Perahu pun mulai bergerak perlahan memasuki rindang pohon bakau menuju mulut sungai tapak. Deru mesin bertenaga 6,5 pk itu memecah keheningan kawasan mangrove, sehingga membuat wideng (kepiting) yang sedang asyik termenung lari pontang-panting saat perahu melintas didepannya.
Sepanjang sungai yang airnya hitam dan sarat bau endapan lumpur itu juga dipenuhi sampah plastik. Bahkan perahu kami beberapa kali harus mematikan mesin karena baling-baling tersangkut benda tersebut. Tidak hanya sampah saja yang mencemari sungai ini, warga setempat memberitahukan bahwa limbah cair dari perusahaan yang terletak di belakang desa turut andil mengotori sungai dan sudah terjadi sejak lama.
Tidak kurang 30 menit mulut sungai mulai terlihat. Lautan menyambut, hembusan angin serta gelombang membelai tubuh yang terasa lengket oleh keringat. Dengan hati-hati si pengemudi mengendalikan kapal ukuran kecil itu dari riuh rendah gelombang.
Kawasan mangrove semakin terlihat jelas di pingir-pinggir pesisir menjadi benteng pertahanan terakhir bagi wilayah desa.
Mengapa menanam mangrove?
Wilayah desa Tapak, Tugurejo, sebenarnya sudah sejak lama memiliki banyak pohon mangrove. Tetapi akibat adanya mitos (namun tidak terbukti) bahwa jika tumbang, racun yang tersimpan dalam akar tanaman ini akan terlepas dan membunuh ikan dalam tambak, maka masyarakat setempat membabatnya.
Namun, sejak adanya abrasi laut besar-besaran sekitar tahun 2000-2001 masyarakat mulai menyadari betapa besar manfaat mangrove bagi wilayah pesisir dan mulai menanamnya kembali.
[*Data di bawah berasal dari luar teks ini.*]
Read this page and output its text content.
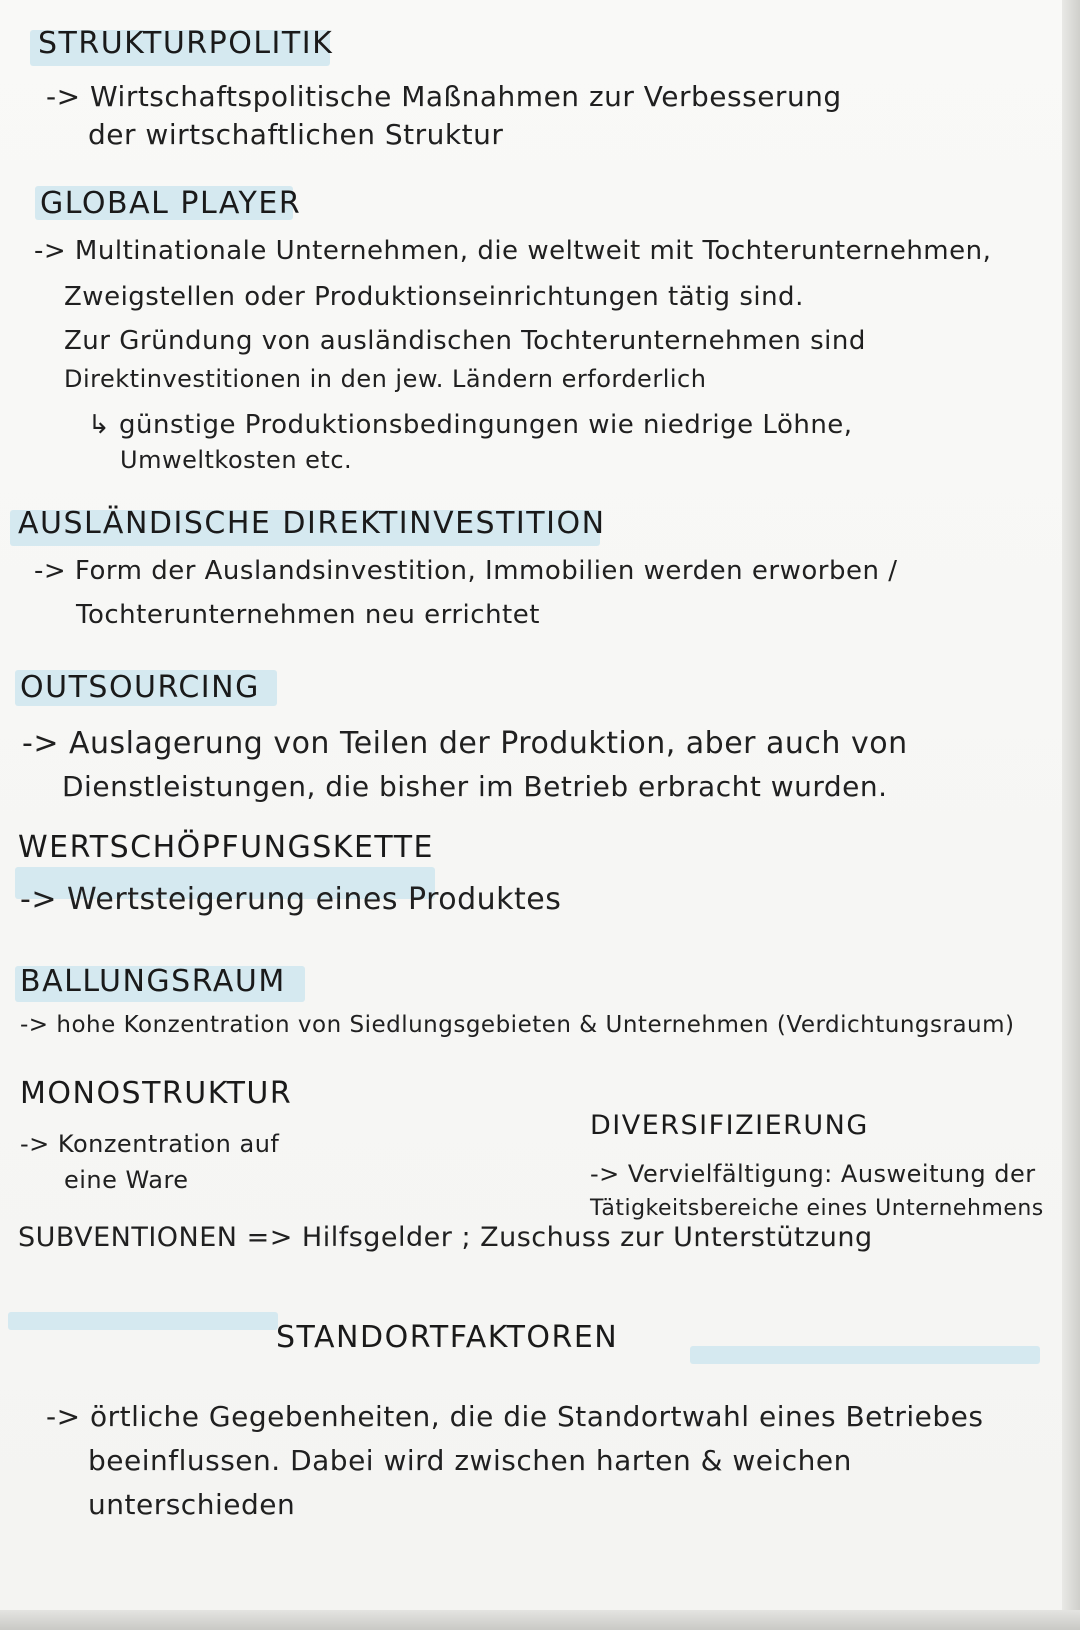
STRUKTURPOLITIK
-> Wirtschaftspolitische Maßnahmen zur Verbesserung
der wirtschaftlichen Struktur
GLOBAL PLAYER
-> Multinationale Unternehmen, die weltweit mit Tochterunternehmen,
Zweigstellen oder Produktionseinrichtungen tätig sind.
Zur Gründung von ausländischen Tochterunternehmen sind
Direktinvestitionen in den jew. Ländern erforderlich
↳ günstige Produktionsbedingungen wie niedrige Löhne,
Umweltkosten etc.
AUSLÄNDISCHE DIREKTINVESTITION
-> Form der Auslandsinvestition, Immobilien werden erworben /
Tochterunternehmen neu errichtet
OUTSOURCING
-> Auslagerung von Teilen der Produktion, aber auch von
Dienstleistungen, die bisher im Betrieb erbracht wurden.
WERTSCHÖPFUNGSKETTE
-> Wertsteigerung eines Produktes
BALLUNGSRAUM
-> hohe Konzentration von Siedlungsgebieten & Unternehmen (Verdichtungsraum)
MONOSTRUKTUR
-> Konzentration auf
eine Ware
DIVERSIFIZIERUNG
-> Vervielfältigung: Ausweitung der
Tätigkeitsbereiche eines Unternehmens
SUBVENTIONEN => Hilfsgelder ; Zuschuss zur Unterstützung
STANDORTFAKTOREN
-> örtliche Gegebenheiten, die die Standortwahl eines Betriebes
beeinflussen. Dabei wird zwischen harten & weichen
unterschieden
Disini terdapat 5 jenis tanaman mangrove yang dibudidayakan yakni jenis rhizophora macronata, rhizophora apiculata, rhizophora stylosa, avicenia marina, serta burguera.
Abrasi yang melanda wilayah pesisir desa Tapak, telah menghilangkan 8 petak tambak ikan bandeng seluas 1-2 hektar. Tidak hanya itu, abrasi juga menggeser garis pantai sejauh 700 meter kearah daratan serta telah menghilangkan pulau Tirang, sebuah pulau kecil yang dahulu juga menjadi tempat mangrove berkembang, dahulu masyarakat setempat menggunakan nama pulau tirang sebagai alamat untuk desa tapak: Jalan pulau Tirang, setelah tenggelam alamat pun berganti menjadi Jalan Tapak Tugurejo.
Selain hilangnya pulau Tirang, abrasi air laut juga turut menenggelamkan lokasi tambak udang yang dapat dilihat secara jelas melalui sisa-sisa pondasi wc yang hancur akibat naiknya muka air laut. Dampak lain dari abrasi menyebabkan menurunnya hasil panen tambak. Jauh sebelum terjadinya bencana tersebut, tambak ikan bandeng dapat menghasilkan 8 ton setiap kali panen, tapi setelah air laut naik tambak hanya menghasilkan 5-6 ton ikan bandeng tiap panennya.
Abrasi yang terjadi di wilayah pesisir desa Tapak, selain semakin naiknya muka air laut (dampak dari perubahan iklim), juga diperparah akibat adanya reklamasi pantai yang dilakukan oleh beberapa perusahaan. Pakar lingkungan hidup dari Universitas Diponegoro Semarang, Prof Dr Sudharto P Hadi, menjelaskan bahwa Lahan reklamasi membuat arah arus laut berubah sehingga akhirnya memicu kerusakan lingkungan di lokasi lainnya (kompas.com).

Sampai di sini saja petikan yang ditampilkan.